1. A digital metering pump, comprising a circuit board (11), an operation panel (12), a pump body (13), a hydraulic end (14) disposed on the side of the pump body (13), a motor (15) disposed on the upper surface of the pump body (13), and flanges (16) disposed on the pump body (13) and the motor (15), characterized in that: It also includes a housing unit (1) disposed on the upper surface of the motor (15) and used to mount the circuit board (11) and the operation panel (12), and a heat sink unit (2) disposed on the lower surface of the housing unit (1) and the side of the motor (15). The housing unit (1) includes an open housing (101) disposed on the upper surface of the motor (15) and with the heat sink unit (2) disposed on the lower surface, and used for mounting the circuit board (11), a housing cover plate (102) disposed on the open housing (101), and wire holes (103) disposed on the open housing (101) and used for mounting the circuit board (11) and the operation panel (12). The heat sink unit (2) includes a vertical heat sink (201) with its upper end disposed on the lower surface of the open box (101) and its side clamping the motor (15). The lower end face of the vertical heat sink (201) is also provided with a screw ring unit (3) for connecting the flange (16) and for protecting the flange (16) from water. The bolt ring unit (3) includes a mounting ring (301) disposed on the lower end face of the vertical heat sink (201) and the upper surface of the flange (16) above, a bolt hole (302) disposed on the mounting ring (301), and a lower water baffle pipe (303) disposed on the mounting ring (301) and sleeved on the outside of the flange (16). The screw ring unit (3) also includes an upper flared ring (305) disposed on the lower baffle pipe (303) and used for liquid cooling of the vertical heat sink (201) by receiving splashed liquid. The vertical heat sink (201) and the open housing (101) are integrally formed and are made of the same material. The material of the screw ring unit (3) is the same as that of the vertical heat sink (201). The screw ring unit (3) is also the heat dissipation part of the circuit board (11), the operation board (12) and the motor (15).

2. The digital metering pump according to claim 1, characterized in that: The heat sink unit (2) also includes an arc-shaped reinforcing plate (202) disposed on the lower surface of the open box (101) and the side of the vertical heat sink (201) and used to clamp the upper end of the motor (15).

3. A digital metering pump according to claim 1, characterized in that: The heat sink unit (2) also includes an arc-shaped heat sink (203) disposed on the vertical heat sink (201) and used to clamp the motor (15).

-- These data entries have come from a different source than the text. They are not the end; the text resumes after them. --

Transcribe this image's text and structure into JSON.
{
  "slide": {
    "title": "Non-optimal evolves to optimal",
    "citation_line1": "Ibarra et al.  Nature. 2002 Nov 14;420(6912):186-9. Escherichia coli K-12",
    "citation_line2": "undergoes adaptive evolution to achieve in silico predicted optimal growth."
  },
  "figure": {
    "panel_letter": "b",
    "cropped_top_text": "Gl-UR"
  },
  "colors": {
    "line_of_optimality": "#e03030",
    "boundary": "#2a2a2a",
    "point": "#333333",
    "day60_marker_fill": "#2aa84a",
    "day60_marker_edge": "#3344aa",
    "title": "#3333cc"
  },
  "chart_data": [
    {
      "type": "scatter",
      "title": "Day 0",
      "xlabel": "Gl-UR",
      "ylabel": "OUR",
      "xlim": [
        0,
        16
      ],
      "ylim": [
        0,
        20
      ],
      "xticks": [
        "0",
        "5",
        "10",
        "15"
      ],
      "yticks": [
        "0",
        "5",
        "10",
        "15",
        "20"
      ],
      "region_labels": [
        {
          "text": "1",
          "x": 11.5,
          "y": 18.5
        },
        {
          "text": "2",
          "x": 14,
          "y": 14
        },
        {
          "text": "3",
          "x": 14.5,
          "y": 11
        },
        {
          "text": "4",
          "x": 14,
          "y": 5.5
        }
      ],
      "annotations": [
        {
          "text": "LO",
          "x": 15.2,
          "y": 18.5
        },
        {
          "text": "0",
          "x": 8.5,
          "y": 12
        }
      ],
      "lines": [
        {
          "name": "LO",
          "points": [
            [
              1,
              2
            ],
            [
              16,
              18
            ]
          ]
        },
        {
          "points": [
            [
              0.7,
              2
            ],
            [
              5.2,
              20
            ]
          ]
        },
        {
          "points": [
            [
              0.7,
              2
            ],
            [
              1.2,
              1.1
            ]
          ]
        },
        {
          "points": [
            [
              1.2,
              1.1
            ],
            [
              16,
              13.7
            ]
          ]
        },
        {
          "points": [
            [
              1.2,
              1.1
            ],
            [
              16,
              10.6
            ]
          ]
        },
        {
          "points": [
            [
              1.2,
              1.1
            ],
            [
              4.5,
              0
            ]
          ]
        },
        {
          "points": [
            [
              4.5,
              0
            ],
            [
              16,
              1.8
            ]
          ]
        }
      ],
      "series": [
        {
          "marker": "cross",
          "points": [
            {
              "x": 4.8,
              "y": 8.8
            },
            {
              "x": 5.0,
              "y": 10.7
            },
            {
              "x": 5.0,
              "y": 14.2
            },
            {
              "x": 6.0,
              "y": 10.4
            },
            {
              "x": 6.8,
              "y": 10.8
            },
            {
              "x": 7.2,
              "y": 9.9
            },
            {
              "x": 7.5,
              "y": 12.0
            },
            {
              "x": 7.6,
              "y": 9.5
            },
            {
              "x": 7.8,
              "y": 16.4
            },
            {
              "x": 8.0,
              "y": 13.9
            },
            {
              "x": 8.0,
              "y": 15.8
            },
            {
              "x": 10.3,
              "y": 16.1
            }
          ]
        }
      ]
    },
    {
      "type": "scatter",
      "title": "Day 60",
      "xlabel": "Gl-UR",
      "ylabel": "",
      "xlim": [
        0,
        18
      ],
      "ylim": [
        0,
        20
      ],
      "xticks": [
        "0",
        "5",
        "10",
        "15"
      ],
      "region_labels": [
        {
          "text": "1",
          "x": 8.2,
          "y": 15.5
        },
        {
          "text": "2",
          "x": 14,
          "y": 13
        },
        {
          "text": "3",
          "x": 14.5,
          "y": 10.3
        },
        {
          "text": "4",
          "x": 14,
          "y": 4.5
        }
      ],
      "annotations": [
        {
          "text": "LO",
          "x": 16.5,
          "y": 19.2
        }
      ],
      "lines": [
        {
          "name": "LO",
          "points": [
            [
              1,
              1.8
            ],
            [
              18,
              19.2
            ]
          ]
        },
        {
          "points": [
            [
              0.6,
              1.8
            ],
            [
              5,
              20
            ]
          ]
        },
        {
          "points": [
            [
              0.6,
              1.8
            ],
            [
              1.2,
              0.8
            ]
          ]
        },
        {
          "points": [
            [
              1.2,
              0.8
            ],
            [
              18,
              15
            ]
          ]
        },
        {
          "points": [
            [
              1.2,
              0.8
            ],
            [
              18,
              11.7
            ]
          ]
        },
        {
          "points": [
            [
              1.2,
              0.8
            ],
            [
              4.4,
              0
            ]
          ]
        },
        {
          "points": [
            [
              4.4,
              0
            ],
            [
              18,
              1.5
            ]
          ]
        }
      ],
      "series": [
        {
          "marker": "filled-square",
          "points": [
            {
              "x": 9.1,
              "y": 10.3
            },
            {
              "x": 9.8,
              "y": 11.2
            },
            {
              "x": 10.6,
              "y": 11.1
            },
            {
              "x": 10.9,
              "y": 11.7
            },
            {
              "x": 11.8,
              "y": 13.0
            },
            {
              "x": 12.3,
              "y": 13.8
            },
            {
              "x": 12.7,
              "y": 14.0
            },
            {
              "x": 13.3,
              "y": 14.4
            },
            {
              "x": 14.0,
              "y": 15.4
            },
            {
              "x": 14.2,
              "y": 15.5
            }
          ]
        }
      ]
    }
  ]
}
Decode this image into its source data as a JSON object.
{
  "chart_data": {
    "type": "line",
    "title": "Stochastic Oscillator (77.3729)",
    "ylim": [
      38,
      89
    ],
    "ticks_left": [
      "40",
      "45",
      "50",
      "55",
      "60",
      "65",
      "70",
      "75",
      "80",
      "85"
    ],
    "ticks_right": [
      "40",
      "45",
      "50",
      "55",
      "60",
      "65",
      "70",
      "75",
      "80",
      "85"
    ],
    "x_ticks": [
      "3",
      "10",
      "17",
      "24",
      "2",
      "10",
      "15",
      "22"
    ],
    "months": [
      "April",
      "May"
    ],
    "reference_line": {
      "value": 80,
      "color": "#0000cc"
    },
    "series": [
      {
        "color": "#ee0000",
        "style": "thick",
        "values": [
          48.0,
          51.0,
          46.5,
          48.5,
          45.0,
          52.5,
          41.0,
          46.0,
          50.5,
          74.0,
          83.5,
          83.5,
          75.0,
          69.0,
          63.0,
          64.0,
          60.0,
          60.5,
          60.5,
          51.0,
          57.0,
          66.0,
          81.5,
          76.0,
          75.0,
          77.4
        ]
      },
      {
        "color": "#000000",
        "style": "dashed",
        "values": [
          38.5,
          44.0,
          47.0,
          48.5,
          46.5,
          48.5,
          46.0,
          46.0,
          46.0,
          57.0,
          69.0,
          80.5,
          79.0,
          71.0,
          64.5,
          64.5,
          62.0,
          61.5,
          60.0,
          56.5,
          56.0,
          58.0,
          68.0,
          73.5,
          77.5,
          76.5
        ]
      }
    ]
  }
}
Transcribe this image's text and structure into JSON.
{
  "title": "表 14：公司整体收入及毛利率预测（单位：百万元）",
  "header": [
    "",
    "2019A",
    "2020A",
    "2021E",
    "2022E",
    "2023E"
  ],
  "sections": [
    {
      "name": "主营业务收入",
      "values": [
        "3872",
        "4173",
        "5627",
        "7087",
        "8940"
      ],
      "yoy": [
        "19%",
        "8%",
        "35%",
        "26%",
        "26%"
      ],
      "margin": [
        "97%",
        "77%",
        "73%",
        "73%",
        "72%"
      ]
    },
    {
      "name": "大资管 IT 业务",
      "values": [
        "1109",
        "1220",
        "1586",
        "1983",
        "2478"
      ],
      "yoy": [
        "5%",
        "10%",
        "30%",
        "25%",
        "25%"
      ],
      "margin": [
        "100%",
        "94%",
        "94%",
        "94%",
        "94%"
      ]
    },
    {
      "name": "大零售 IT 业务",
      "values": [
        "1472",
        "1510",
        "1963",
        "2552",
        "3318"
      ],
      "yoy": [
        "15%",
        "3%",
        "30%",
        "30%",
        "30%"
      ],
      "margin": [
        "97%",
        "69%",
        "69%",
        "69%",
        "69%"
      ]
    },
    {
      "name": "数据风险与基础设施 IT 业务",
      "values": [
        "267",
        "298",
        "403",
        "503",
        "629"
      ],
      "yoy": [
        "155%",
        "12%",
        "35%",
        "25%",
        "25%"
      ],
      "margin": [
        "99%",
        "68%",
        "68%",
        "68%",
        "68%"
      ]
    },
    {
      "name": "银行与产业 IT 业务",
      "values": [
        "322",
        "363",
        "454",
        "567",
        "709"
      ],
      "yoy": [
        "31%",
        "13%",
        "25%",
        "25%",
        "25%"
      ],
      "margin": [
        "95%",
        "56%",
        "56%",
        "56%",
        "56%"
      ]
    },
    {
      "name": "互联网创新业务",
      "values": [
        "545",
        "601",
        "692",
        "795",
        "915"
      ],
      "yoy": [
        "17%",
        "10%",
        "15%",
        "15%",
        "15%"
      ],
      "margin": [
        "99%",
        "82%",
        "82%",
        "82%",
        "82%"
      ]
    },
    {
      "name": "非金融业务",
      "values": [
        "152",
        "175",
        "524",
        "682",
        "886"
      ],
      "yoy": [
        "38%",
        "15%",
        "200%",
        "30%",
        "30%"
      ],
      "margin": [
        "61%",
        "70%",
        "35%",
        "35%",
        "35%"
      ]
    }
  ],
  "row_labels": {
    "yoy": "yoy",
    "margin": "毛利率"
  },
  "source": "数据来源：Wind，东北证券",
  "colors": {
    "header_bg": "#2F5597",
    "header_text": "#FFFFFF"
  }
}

4. A digital metering pump according to claim 1, characterized in that: The screw ring unit (3) also includes an upper water baffle (304) disposed on the upper surface of the mounting ring (301) and connected to the lower end face of the vertical heat sink (201).

5. A digital metering pump according to claim 1, characterized in that: The number of bolt holes (302) is greater than the number of vertical heat sinks (201).